Tampoco son bastantes los pecados veniales a desviarnos del camino que nos
lleva a Dios. Detiénenos sin duda un poco, pero no nos descaminan,
y mucho menos las simples distracciones. De esto ya he hablado en el libro
de la Introducción a la vida devota.
En cuanto a la oración, no es menos útil, ni menos agradable
a Dios aunque tengamos muchas distracciones, antes puede que nos sea más
provechosa que si tuviéramos muchas consolaciones, porque la hacemos
con más trabajo; con tal, empero, que tengamos la fidelidad de retirarnos
de estas distracciones y no permitamos que nuestro espíritu voluntariamente
se detenga en ellas.
Lo mismo es relativamente a la pena que nos cuesta en el discurso del día
el traer nuestro espíritu en Dios y en las cosas celestiales, con
tal que tengamos cuidado de recogerle para quitarle el que no corra tras
estas moscas y mariposas; como hace una madre con su hijuelo; viendo que
se aficiona a correr tras estas avecillas pensando cogerlas, le retira y
tiene del brazo diciéndole: Hijo mío, mira que te hará
daño correr tras estas mariposas al sol, mejor será estarte
conmigo: el niño se detiene hasta que ve otra mariposa, tras la cual
correería también si la madre no le detuviera como antes. ¿Qué
se ha de hacer sino tener paciencia y no cansarnos de trabajar, pues lo hacemos
por amor de Dios?
Pero si yo no me engaño, cuando decimos que no podemos hallar a Dios
y que nos parece que está muy lejos de nosotros, queremos decir que
no tenemos sentimiento de su presencia. He notado que muchos no hacen diferencia
entre Dios y el sentimiento de Dios, entre la fe y el sentimiento de la fe,
lo cual es grandísimo defecto. Les parece que cuando no sienten a
Dios es que no están en su presencia, y esto es una gran ignorancia,
porque una persona puede ir a padecer el martirio por Dios y no obstante
no pensar en Dios en aquel tiempo sino en su pena, y aunque no tenga el sentimiento
de la fe, no por eso deja de merecer en virtud de su primera resolución
y de hacer un grande acto de amor. Hay mucha diferencia entre tener la presencia
de Dios, quiero decir, estar en su presencia, y tener el sentimiento de su
presencia; esta gracia no puede hacérnosla sino Dios, y así
no es posible daros medios para adquirir este sentimiento.

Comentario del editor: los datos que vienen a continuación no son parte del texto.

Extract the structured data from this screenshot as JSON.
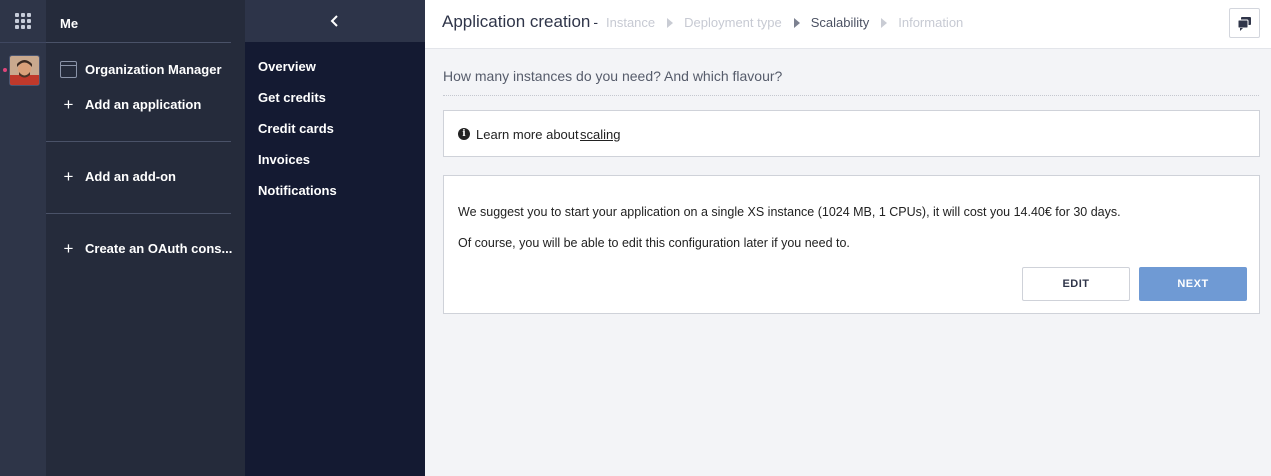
{
  "org_panel": {
    "title": "Me",
    "items": [
      {
        "label": "Organization Manager",
        "icon": "calendar-icon"
      },
      {
        "label": "Add an application",
        "icon": "plus-icon"
      },
      {
        "label": "Add an add-on",
        "icon": "plus-icon"
      },
      {
        "label": "Create an OAuth cons...",
        "icon": "plus-icon"
      }
    ]
  },
  "menu": {
    "collapse_icon": "chevron-left-icon",
    "items": [
      "Overview",
      "Get credits",
      "Credit cards",
      "Invoices",
      "Notifications"
    ]
  },
  "header": {
    "title": "Application creation",
    "separator": "-",
    "steps": [
      "Instance",
      "Deployment type",
      "Scalability",
      "Information"
    ],
    "active_step": "Scalability",
    "chat_icon": "chat-icon"
  },
  "main": {
    "question": "How many instances do you need? And which flavour?",
    "learn_prefix": "Learn more about",
    "learn_link": "scaling",
    "suggestion": "We suggest you to start your application on a single XS instance (1024 MB, 1 CPUs), it will cost you 14.40€ for 30 days.",
    "note": "Of course, you will be able to edit this configuration later if you need to.",
    "edit_label": "EDIT",
    "next_label": "NEXT"
  },
  "colors": {
    "rail": "#2e3548",
    "org_panel": "#252b3b",
    "menu": "#141a32",
    "primary_button": "#6f9ad4"
  }
}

Me preguntáis, ¿qué se ha de hacer para estar siempre
con grande respeto delante de Dios como indignísimas de esta gracia?
Y yo os digo que no hay otro modo de hacerla sino como lo decís. Considerar
que es nuestro Dios, que somos sus miserables criaturas indignas de esta
honra, como lo hacía san Francisco, quien pasó toda una noche
preguntando a Dios de esta manera: ¿Quien sois Vos, y quién
soy yo?
En fin, si me preguntáis: ¿Qué podremos hacer para adquirir
el amor de Dios? Os responderé: querer amarle. Y en lugar de aplicaras
a pensar y preguntar de qué modo podréis unir vuestro espíritu
con Dios, empezar a practicarlo por una continua aplicación de vuestro
espíritu a Dios, y yo os aseguro que llegaréis más presto
a conseguir vuestra pretensión por este medio que por otro alguno;
porque al paso que nos derramamos estamos menos recogidos, y por consiguiente
menos capaces de unirnos y juntarnos con la divina Majestad que nos quiere
todos sin reserva, Es por cierto verdad que hay algunas almas que se ocupan
tanto en pensar cómo obrarán, que no les queda tiempo después
para ejecutar; siendo así que por lo que toca a nuestra perfección,
que consiste en la unión de nuestra alma con la divina Bondad, no
se requiere otra cosa que saber poco y obrar mucho. Me parece que aquellos
a quienes se pregunta el camino del cielo tienen mucha razón en responder
lo que otros suelen decir, que para ir a tal lugar se ha de caminar siempre
poniendo un pié delante de otro, y por este medio se llegará
a donde se desea.
Pero advertid una cautela que debéis permitir que yo os descubra,
siempre sin ofenderos, y es que quisierais que yo os enseñase un camino
de perfección del todo ya hecho y acabado, de modo que no hubiera
más que hacer que prenderle sobre la cabeza como el tocado, o vestíroslo
como una ropa, y de esta manera hallaras perfectas sin trabajo, quiero decir,
desearías que yo os diese la perfección hecha y derecha; porque
lo que yo os digo que conviene hace? no es agradable a la naturaleza ni es
lo que quisiéramos. Verdaderamente si esto estuviera en mi mano sería
el hombre más perfecto del mundo; porque si yo pudiera dar la perfección
a los otros sin que tuviesen que hacer nada, yo os aseguro que primero la
tomara para mí.
¿Os parece a vosotras que la perfección es un arte que si se
pudiera hallar el secreto de él se consiguiera al punto sin pena?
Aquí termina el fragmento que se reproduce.